Dass Mediziner und Gesundheitsamtsmitarbeiter dann „Wand an Wand“ arbeiten, habe viele Vorteile, so Erler. So könne über die Weiterbehandlung eines jungen Patienten im persönlichen Gespräch beraten werden, was bislang telefonisch oder sogar auf dem Postweg erfolge. Als Beispiel nannte er den fiktiven Fall einer alleinstehenden Mutter mit finanziellen Schwierigkeiten, die ein behindertes Kind zur Welt bringt. In so einem Fall sei es wichtig, dass die Versorgung nach dem Klinikaufenthalt unbürokratisch und schnell geregelt werde, so Erler. „Das geht besser im persönlichen Gespräch.“

Eine Poliklinik wie zu DDR-Zeiten - unter modernen Voraussetzungen

Die Idee, in Potsdam eine Art Poliklinik wie zu DDR-Zeiten unter modernen Voraussetzungen zu schaffen, ist nicht neu: Schon vor drei Jahren hatten sich die Stadtverordneten auf Initiative von SPD- und CDU-Fraktion für ein solches Zentrum ausgesprochen. Erst jetzt sei aber die Entscheidung gefallen, dass tatsächlich ein reales Haus und nicht nur ein virtuelles entstehen soll, in dem lediglich Synergien bereits bestehender Einrichtungen gebündelt werden, so Schubert. „Diese Grundsatzentscheidung haben Stadt und Klinik nun getroffen.“

Wie viele Menschen in dem neuen Kindergesundheitshaus arbeiten werden und ob sie Angestellte oder niedergelassene Ärzte sein sollen, ist noch nicht entschieden. Die Bergmann-Klinik will eigenes Personal einsetzen, aber auch zusätzliches einstellen, so Erler. Sorge, nicht ausreichend Kinderärzte zu finden, hat er nicht. Die Fachrichtung sei weiterhin sehr beliebt – genauso wie Potsdam als Standort. Außerdem sei die Größe der Klinik wegen der Möglichkeiten zur Weiterbildung und Spezialisierung für viele junge Ärzte attraktiv – im Gegensatz zum Potsdamer Gesundheitsamt, das jahrelang vergeblich Kinderärzte suchte und deshalb schon jetzt auf eine Kooperation mit der Klinik etwa bei den Schuleingangsuntersuchungen angewiesen ist.

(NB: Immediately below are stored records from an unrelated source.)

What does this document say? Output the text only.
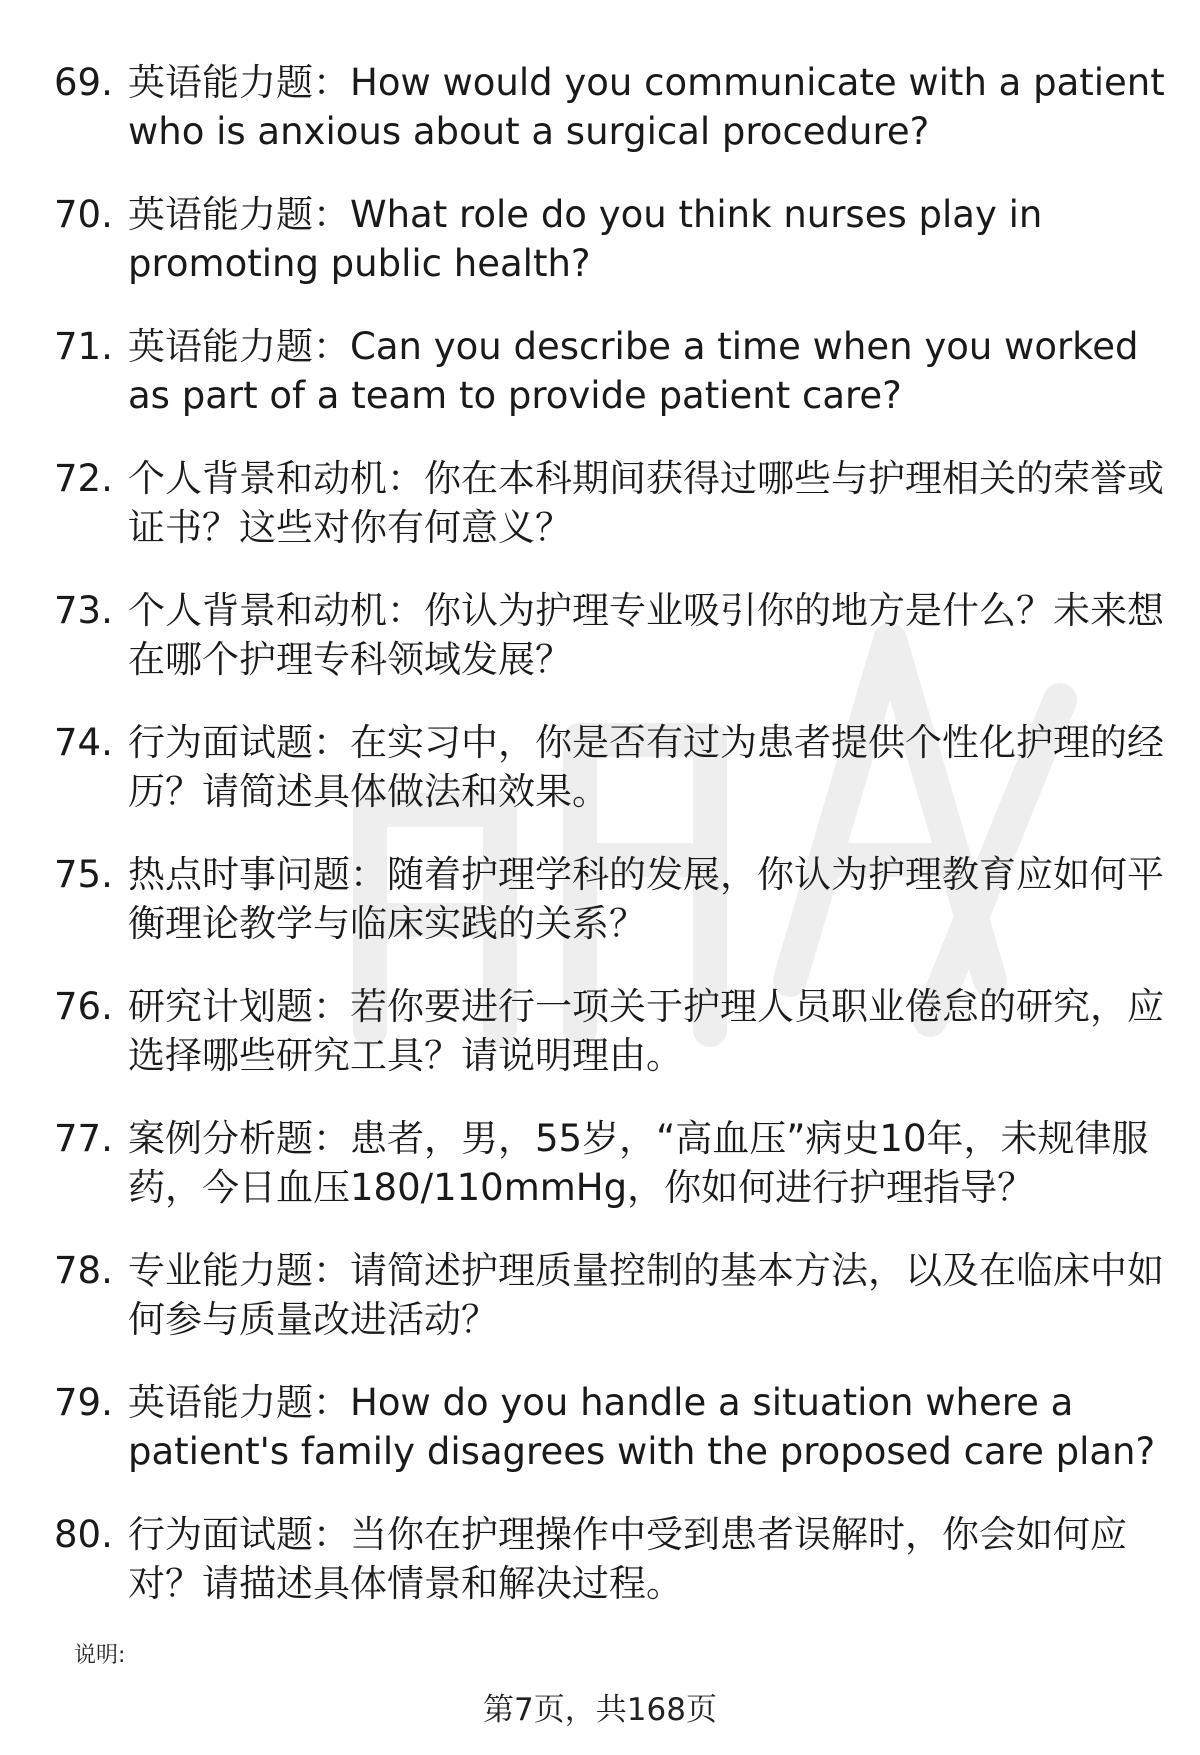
69. 英语能力题：How would you communicate with a patient who is anxious about a surgical procedure?
70. 英语能力题：What role do you think nurses play in promoting public health?
71. 英语能力题：Can you describe a time when you worked as part of a team to provide patient care?
72. 个人背景和动机：你在本科期间获得过哪些与护理相关的荣誉或证书？这些对你有何意义？
73. 个人背景和动机：你认为护理专业吸引你的地方是什么？未来想在哪个护理专科领域发展？
74. 行为面试题：在实习中，你是否有过为患者提供个性化护理的经历？请简述具体做法和效果。
75. 热点时事问题：随着护理学科的发展，你认为护理教育应如何平衡理论教学与临床实践的关系？
76. 研究计划题：若你要进行一项关于护理人员职业倦怠的研究，应选择哪些研究工具？请说明理由。
77. 案例分析题：患者，男，55岁，“高血压”病史10年，未规律服药，今日血压180/110mmHg，你如何进行护理指导？
78. 专业能力题：请简述护理质量控制的基本方法，以及在临床中如何参与质量改进活动？
79. 英语能力题：How do you handle a situation where a patient's family disagrees with the proposed care plan?
80. 行为面试题：当你在护理操作中受到患者误解时，你会如何应对？请描述具体情景和解决过程。
说明:
第7页，共168页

Keine Konkurrenz zu Kinderärzten in Potsdam

Ebenfalls noch unklar ist, ob die niedergelassenen Ärzte, die schon jetzt im Medizinischen Versorgungszentrum am Klinik-Standort arbeiten, in das Kindergesundheitshaus integriert werden. Ziel sei es in jedem Fall nicht, in Konkurrenz zu den Kinderärzten in Potsdam zu treten, so Erler. „Wir wollen niemandem etwas wegnehmen, sondern das Angebot für die Eltern verbessern.“

Die Potsdamer SPD-Landtagsabgeordnete Klara Geywitz begrüßte die Pläne von Stadt und Klinik. Kinder mit Entwicklungsverzögerungen im Vorschulalter warteten bis zu sechs Monate auf einen Termin im Sozialpädiatrischen Zentrum der Klinik. „Ich hoffe, dass durch eine gute Verzahnung aller Angebote auch die Wartezeiten sinken“, so Geywitz.